The woman's covetous spirit took fire afresh at this discovery, and for the moment overcame her fears. Her eyes began to burn, her cheek grew hot. When he sauntered away again, she watched him secretly, and by-and-by marked him down in a corner of the fold where the wall was highest. There she saw him sit down with his back to the house and his face to the wall, and, taking something, which she could not see, from his clothes, begin to toy with it, stooping over it, and caressing it with the utmost devotion.
She did not doubt that the thing he fondled in this strange fashion was the treasure of which he had robbed her by his arts; and in a transport of anger she slipped out of the house by the back door, and, making a circuit, stole up to the corner, keeping on the farther side of the wall. When she reached the place she paused and listened, crouching low that he might not see her. The child was muttering softly to himself--muttering some monotonous unintelligible jargon, which in her ears could be nothing but a charm. The woman shuddered at the thought, but still she persisted. Cautiously raising her eyes above the level of the wall, she got a sight of the object he was crooning over. It was neither gold nor cup nor treasure, but a strange-looking cross of wood!

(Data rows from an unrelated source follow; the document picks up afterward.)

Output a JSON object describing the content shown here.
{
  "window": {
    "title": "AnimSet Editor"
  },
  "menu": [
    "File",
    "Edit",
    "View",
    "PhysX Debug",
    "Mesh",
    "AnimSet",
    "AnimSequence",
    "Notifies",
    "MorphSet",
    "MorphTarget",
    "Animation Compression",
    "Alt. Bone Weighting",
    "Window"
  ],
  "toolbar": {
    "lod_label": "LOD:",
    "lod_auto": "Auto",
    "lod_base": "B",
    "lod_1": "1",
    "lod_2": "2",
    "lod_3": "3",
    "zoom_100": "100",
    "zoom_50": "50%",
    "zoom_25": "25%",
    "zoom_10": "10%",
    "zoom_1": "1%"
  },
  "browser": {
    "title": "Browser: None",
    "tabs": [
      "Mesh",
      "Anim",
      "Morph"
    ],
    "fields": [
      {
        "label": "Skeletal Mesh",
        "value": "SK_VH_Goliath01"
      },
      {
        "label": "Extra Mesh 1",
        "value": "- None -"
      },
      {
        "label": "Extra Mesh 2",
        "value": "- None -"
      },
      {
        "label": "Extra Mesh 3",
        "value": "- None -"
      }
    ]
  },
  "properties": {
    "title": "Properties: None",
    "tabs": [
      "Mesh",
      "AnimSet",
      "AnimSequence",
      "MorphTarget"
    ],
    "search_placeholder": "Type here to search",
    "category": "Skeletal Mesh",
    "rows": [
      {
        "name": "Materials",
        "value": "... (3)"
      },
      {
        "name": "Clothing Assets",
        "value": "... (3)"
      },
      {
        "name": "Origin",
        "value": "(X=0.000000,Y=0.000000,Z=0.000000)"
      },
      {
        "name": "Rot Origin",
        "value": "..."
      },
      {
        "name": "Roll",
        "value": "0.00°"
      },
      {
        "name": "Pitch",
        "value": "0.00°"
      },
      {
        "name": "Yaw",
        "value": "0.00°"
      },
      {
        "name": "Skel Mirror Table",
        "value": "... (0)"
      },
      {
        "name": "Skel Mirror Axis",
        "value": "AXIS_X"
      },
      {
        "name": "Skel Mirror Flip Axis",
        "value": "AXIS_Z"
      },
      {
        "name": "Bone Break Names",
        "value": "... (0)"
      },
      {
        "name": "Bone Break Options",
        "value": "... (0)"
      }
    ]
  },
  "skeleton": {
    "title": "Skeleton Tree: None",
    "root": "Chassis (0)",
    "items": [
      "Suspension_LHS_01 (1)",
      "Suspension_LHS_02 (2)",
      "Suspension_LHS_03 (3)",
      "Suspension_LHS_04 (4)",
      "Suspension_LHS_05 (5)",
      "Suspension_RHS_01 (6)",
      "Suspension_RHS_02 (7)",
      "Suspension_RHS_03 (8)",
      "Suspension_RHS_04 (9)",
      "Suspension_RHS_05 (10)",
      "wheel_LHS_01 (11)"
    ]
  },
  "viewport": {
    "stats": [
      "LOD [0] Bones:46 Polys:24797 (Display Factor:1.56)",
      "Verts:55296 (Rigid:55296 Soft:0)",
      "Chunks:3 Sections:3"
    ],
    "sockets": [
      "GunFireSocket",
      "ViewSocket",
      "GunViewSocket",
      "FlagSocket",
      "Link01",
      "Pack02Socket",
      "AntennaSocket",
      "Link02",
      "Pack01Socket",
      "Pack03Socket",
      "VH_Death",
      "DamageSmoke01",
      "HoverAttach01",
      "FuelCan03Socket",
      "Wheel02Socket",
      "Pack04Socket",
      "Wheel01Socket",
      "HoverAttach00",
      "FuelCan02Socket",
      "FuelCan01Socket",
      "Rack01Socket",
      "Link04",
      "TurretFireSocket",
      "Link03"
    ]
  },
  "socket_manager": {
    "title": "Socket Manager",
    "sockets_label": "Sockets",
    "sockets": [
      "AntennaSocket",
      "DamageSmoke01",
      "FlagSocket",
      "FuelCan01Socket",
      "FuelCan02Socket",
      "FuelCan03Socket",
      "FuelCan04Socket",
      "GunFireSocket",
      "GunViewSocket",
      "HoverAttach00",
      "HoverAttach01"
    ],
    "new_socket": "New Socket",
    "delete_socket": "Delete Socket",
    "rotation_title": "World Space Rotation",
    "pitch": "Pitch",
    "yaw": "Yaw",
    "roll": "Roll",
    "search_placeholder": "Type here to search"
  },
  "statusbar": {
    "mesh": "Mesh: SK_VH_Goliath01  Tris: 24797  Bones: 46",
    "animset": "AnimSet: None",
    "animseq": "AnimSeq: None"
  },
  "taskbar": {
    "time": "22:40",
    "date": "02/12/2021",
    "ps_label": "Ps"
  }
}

Mistress Gridley shrank away, trembling in every limb. The sight confirmed all her apprehensions. She hurried back to the house. But in the excitement of the pursuit she had not noticed the change in the sky, which had grown in the last few moments dark and overcast. The first peal of the tempest, therefore, surprised her as she retreated. Startled and affrighted, she looked up and saw the black canopy impending over her head; with a cry, she crouched still lower, as if she might in that way escape the wrath she had invoked. Her nerves were so shaken that she never doubted the child had brought this sudden storm upon her, and even when it did her no harm, when it resolved itself into the most ordinary phenomenon and descended in sheets of rain, while the mountains clothed themselves in mist, and the moor streamed at a hundred pores--even then, though she had seen such a storm a hundred times and knew its every aspect, she still quailed. A terror of great darkness was upon her. She dared no longer meet the child's eyes, but sat in the farthest corner of the room, furtively watching him; while the eaves dripped outside, and the cold light of a wet summer evening stole across the moor.
When he was gone to bed and his eye withdrawn from her, she felt more at ease. But her discomposure was still so great that Simon and Luke must have remarked it when they returned, if they had not been themselves full of an anxiety which occupied their minds to the exclusion of everything else.
"This rain!" Simon cried, as he shook out his dripping cloak on the floor and turned to take a last look through the open door. "Who would have foreseen it? Who would have foreseen it, I say, this morning? Never did sky look better. Yet if it goes on through the night they will scarcely get the guns over the hills by this road. The General will be late."
"It grows more heavy," Luke answered moodily, looking out over the other's shoulder.
"Ay, and the clouds are low," Simon assented. "I never knew rain more sudden in my life, nor, surely, more untimely. There is many a man will be damp tonight and march the slower to-morrow. Heaven grant it hinders the malignants also!"
"The wind is westerly," Luke answered shrewdly. "I doubt it."
Simon shrugged his shoulders as sharing the doubt, and would have closed the door. But at that moment his wife, who had already risen from her seat, laid her hand on his arm. The hand trembled. The woman's eyes were glittering, her cheeks white. "Simon!" she said, peering into his face, and speaking in a tone of suppressed excitement, "what is it--this storm? Whom does it hinder? What does it matter? What was it you were saying about it?"
"What does it matter, and whom does it hinder?" the man answered fiercely. "It hinders the Lord's work, woman! It matters to all Christian men! It hinders guns and horses, men and wagons, that should be at Preston to-morrow to cut off the malignant Hamilton and his brood. In twelve hours, if this rain continues, the road to Preston will be a quagmire, and the Philistines will laugh at us. But we must rest content. It is the Lord's doing!"